Ho sempre avuto un debole per le sfavorite. Fin da piccolo, quando nella Milano del grande Simmenthal scelsi di tifare e giocare nell’altra squadra, la All’Onestà. La passione per gli underdog, come li chiamano gli americani, mi ha accompagna da sempre, in tutti gli sport: non è un banale amore per gli sfigati, la cosa importante che piccoli, sfavoriti, più poveri, le mie squadre abbiano comunque dei valori, una storia, una identità diversa. Che tentino di puntare il più in alto possibile, anche se non ci riescono quasi mai. Ho fatto questo inutile preambolo personale per dire che l’avventura che Trento sta per iniziare contro Milano nella sua seconda finale scudetto consecutiva, suscita in me grande simpatia e empatia. Se Cleveland viene data come grande sfavorita nelle Nba Finals nonostante schieri il più forte giocatore sulla terra, Trento lo è almeno altrettanto nei confronti dell’Armani, considerato anche che ha perso, almeno per le gare iniziali, Diego Flaccadori e non ha in fondo alla panchina due nazionali praticamente inutilizzati e un americano in tribuna come i suoi futuri avversari, ma solo otto giocatori nelle rotazioni.
Milano è favorita in questa finale inedita per la serie A soprattutto per le sue enormi potenzialità, anche se, due anni fa in Eurocup e l’anno scorso in semifinale, l’Aquila l’ha eliminata quando il suo svantaggio, sulla carta, era pari a quello di oggi. Nei playoff, la Dolomiti Energia ha buttato fuori le due squadre più lunghe e danarose dopo Milano, Avellino e Venezia, sempre col fattore campo a sfavore, mentre l’Armani ha avuto un tabellone più agevole. Nel girone di ritorno ha giocato meglio e vinto quanto Milano. Unico dato a sfavore dei trentini è lo 0-2 negli scontri diretti.

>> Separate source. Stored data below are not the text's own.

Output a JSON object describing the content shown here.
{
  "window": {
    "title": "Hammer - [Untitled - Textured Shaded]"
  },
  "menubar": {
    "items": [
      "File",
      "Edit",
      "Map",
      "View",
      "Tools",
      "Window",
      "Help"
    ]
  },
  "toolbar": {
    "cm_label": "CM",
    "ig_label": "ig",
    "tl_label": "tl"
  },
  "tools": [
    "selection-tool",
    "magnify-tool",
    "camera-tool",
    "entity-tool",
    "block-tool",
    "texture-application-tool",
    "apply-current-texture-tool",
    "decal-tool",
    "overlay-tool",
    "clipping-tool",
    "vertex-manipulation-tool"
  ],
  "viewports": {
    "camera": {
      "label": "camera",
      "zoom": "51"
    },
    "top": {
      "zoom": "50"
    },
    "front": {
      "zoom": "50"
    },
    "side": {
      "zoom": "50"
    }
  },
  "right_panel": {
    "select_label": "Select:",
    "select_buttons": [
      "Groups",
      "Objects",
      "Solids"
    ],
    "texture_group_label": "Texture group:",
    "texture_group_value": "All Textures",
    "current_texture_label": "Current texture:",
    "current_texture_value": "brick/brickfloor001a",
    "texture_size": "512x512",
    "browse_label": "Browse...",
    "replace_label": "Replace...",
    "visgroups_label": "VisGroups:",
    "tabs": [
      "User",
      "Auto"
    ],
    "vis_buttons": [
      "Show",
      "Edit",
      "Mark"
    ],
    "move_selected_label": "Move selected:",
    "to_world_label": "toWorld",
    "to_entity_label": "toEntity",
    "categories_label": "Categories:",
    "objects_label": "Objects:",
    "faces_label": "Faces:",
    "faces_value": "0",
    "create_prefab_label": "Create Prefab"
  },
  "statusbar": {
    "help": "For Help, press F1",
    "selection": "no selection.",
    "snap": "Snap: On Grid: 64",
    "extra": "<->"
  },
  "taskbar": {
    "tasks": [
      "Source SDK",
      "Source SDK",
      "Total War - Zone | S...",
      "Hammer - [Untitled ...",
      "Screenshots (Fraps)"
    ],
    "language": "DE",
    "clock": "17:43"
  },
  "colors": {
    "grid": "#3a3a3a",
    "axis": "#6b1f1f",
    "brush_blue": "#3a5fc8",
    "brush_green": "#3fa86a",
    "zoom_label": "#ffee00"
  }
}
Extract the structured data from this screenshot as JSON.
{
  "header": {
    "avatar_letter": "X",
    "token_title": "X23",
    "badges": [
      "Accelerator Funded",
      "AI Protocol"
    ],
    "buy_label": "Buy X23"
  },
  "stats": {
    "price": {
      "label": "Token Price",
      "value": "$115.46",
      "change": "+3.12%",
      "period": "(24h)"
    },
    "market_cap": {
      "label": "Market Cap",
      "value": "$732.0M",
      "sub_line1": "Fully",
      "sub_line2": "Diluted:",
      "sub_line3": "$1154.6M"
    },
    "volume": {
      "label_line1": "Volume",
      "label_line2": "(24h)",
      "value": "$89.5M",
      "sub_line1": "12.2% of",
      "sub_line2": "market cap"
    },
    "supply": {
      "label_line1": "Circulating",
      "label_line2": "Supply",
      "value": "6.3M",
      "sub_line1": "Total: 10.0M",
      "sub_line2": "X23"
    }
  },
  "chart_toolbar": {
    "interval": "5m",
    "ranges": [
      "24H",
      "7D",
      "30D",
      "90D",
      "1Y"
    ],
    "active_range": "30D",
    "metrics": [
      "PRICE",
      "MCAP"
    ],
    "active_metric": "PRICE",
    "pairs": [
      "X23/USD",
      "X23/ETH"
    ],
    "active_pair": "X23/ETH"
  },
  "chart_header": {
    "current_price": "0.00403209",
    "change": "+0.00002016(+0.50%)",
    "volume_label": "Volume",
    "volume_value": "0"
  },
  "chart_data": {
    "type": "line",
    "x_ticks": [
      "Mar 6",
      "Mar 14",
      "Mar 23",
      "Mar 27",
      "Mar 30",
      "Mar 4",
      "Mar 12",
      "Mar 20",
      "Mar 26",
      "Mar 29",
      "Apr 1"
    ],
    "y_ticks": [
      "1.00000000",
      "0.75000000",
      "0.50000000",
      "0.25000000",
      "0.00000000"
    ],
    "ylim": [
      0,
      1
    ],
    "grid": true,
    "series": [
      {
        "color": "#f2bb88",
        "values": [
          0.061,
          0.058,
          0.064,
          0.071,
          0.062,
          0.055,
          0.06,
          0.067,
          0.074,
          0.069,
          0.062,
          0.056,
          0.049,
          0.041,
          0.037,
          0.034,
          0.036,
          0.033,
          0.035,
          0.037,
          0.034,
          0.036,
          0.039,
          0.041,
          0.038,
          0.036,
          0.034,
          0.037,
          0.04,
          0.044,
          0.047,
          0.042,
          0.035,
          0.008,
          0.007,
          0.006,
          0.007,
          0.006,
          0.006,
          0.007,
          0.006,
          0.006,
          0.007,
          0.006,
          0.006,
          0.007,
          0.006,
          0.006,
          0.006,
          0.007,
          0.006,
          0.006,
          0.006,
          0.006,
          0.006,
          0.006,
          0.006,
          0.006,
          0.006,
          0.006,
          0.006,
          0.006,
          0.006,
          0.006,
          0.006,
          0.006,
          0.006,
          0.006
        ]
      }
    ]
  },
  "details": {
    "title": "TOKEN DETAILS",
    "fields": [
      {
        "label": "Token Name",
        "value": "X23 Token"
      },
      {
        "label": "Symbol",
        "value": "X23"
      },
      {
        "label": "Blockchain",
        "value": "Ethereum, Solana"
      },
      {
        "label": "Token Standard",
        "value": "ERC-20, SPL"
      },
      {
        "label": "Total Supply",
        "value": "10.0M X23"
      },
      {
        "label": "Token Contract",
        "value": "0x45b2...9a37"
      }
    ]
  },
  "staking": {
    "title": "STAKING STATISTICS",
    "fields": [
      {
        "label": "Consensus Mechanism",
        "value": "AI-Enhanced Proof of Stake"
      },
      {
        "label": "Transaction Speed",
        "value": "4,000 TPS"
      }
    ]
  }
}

In realtà, Trento, come società e sul campo, non è inferiore all’Olimpia, probabilmente ha una identità tecnica più forte che nasce dalla difesa dove ottimi atleti di stazza uguale, pur non enorme, possono marcare tutti, dall’energia con cui la Dolomiti va su ogni pallone, sulle buone letture di un attacco non proprio di grande talento realizzativo. E poi, in una organizzazione di efficienza mittleuropea costruita da Salvatore Trainotti, troviamo storie meravigliose che sanno di rivalsa: l’anima di Toto Forray, l’argentino che ha giocato in tutte le categorie italiane, dalla C alla finale scudetto, la garra di Jorge Gutierrez, che ha riportato il Messico ai vertici del basket americano dopo quasi 50 anni, Joao Gomez partito dalla piccola Capo Verde, Dustin Hogue, il pivot più piccolo della serie A non arrivando neppure a 2 metri. Poi c’è Dominc Sutton, che l’anno scorso fu condizionato da un infortunio nella serie finale dopo essere stato la chiave del cammino di Trento fino alla sfida per il titolo. Mettiamoci anche che la Dolomiti Energia, nelle ultime due stagioni, a metà campionato non era neppure nelle prime otto ma che la società non ha fatto una piega, credendo in quello che era stato costruito e nel coach Maurizio Buscaglia, che allena lì da 8 anni (più 4 in precedenza). Bravissimi, tutti.
Certo, non è un problema di Milano se è considerata anche stavolta la favorita. Che sia un anno buono, lo dimostra il fatto che quando ha giocato la finale, nel 2014 e 2016, ha vinto lo scudetto, altrimenti era stata eliminata prima di arrivarci. La EA7 che si presenta in finale è una squadra più tosta rispetto a quella vista per quasi tutta la stagione, dopo aver tagliato l’organico, fatto chiarezza sui ruoli, soprattutto con Goudelock che è e deve giocare da prima punta o diventa addirittura dannoso, e ridotto le rotazioni. Trento ha due grandi problemi contro Milano: per quanto la sua difesa sia dura e tostissima, farà fatica a far scendere i punti realizzati dall’Armani sotto il livello della sua produzione offensiva. E sotto canestro, è lillipuziana contro Gudaitis e Tarcewski. Peraltro, i due lunghi milanesi non sono sfruttati come la loro presenza meriterebbe. Siamo però sicuri che lotterà, difenderà, si butterà su ogni pallone fino alla fine. Eppure, la missione di Trento, nella finale che parte martedì, sembra davvero proibitiva. Ed è questo il bello di essere delle underdog, si è sempre chiamati ad affrontare delle sfide epiche. L’Olimpia per vincere lo scudetto sarà costretta a produrre una grande pallacanestro e quindi avrà pienamente meritato di cucirselo addosso. Ma per la maggioranza delle persone resterà, come sempre, solo la più ricca che doveva vincere per forza. Noblesse oblige.